In 1968, an editorial in the New England Journal of Medicine wondered if eating food in American Chinese food restaurants caused feelings of numbness and fatigue. Decades of research has shown little consensus on whether consumption of MSG is bad for us. How the MSG myth was born and propagated:
“‘The Chinese food causes thirst,’ he wrote, ‘which would also be due to the high sodium content. The syndrome may therefore be due merely to the large quantity of salt in the food.’ MSG was almost an afterthought: ‘Others have suggested it may be caused by the monosodium glutamate seasoning used to a great extent for seasoning in Chinese restaurants.’ He closed ruminating on the idea that the presence of MSG might make the sodium-related symptoms ‘more acute.’
“But it was the MSG bit that people focused on. The New York Times quickly followed the NEJM’s lead, publishing a small write-up on the issue a month later (Chinese Restaurant Syndrome Puzzles Doctors,’ May 19, 1968).

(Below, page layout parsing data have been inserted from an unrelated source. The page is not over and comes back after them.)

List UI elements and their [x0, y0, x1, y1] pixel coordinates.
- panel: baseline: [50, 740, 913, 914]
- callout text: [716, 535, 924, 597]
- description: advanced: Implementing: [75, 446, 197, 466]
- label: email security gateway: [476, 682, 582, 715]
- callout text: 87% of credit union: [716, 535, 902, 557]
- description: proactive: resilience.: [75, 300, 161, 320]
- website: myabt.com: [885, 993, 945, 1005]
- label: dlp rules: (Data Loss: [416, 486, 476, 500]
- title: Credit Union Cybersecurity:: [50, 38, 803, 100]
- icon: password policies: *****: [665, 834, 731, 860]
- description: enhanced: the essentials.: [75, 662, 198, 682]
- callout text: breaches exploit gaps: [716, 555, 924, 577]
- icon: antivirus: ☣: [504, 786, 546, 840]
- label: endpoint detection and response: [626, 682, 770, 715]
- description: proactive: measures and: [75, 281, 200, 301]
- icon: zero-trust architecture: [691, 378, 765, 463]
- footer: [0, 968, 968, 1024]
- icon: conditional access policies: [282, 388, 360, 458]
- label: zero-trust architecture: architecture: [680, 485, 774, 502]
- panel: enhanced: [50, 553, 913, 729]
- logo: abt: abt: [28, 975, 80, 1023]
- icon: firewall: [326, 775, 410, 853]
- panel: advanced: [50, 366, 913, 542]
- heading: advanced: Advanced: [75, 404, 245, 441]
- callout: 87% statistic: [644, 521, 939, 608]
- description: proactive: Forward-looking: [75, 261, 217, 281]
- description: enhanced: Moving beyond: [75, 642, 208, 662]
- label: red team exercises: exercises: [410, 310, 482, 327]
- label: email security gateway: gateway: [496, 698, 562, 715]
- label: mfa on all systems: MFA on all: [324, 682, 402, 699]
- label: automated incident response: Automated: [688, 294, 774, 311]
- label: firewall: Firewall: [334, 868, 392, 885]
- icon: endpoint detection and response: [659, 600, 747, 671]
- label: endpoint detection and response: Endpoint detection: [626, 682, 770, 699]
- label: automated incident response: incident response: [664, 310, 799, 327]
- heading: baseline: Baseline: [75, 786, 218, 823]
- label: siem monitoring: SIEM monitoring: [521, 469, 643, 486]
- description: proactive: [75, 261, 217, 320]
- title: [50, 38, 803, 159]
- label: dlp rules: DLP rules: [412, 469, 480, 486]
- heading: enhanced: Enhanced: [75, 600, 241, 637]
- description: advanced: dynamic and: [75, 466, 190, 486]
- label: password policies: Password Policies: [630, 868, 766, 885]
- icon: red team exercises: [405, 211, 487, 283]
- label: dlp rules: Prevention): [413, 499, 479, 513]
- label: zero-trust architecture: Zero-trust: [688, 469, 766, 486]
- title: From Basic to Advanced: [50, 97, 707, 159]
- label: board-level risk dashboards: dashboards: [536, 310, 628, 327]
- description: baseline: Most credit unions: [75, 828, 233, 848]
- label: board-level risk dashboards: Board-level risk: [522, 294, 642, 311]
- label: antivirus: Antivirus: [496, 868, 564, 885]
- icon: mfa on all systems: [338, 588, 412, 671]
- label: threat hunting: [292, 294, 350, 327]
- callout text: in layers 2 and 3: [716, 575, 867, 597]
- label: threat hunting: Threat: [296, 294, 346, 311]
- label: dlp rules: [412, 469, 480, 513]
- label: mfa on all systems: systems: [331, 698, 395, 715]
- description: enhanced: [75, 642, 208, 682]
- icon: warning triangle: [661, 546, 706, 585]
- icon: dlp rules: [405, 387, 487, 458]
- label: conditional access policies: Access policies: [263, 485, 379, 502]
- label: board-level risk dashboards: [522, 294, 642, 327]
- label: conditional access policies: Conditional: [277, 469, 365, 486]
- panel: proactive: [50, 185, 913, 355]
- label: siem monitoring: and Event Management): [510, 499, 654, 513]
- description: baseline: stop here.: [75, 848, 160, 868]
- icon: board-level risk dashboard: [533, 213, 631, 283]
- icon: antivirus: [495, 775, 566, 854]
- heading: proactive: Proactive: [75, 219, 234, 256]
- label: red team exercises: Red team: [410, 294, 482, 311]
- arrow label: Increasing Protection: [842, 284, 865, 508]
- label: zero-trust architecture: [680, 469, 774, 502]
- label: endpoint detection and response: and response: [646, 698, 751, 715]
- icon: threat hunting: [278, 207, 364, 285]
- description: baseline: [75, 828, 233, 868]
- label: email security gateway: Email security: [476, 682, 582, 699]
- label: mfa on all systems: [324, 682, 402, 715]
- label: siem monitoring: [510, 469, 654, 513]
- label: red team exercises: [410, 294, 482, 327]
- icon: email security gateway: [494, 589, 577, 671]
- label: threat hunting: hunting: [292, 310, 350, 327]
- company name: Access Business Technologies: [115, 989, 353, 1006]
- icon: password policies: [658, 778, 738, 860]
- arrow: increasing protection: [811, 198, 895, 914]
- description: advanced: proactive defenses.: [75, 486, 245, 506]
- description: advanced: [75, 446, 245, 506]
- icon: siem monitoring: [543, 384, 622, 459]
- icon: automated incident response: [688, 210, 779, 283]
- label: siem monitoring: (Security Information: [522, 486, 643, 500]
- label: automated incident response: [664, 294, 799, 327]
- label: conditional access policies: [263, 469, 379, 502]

Also fueling the burgeoning myth was a latent distrust of what happened behind the kitchen door at Chinese restaurants, even as they became increasingly common to American diners in the late 1960s. ‘To be suspicious of the goings on in the kitchen of a Chinese restaurant was not uncommon,’ food historian Ian Mosby writes in his paper ‘”That Won-Ton Soup Headache”: The Chinese Restaurant Syndrome, MSG and the Making of American Food, 1968–1980.’ For many, suspicions of mysterious meats and other ‘excessive’ practices were still present.”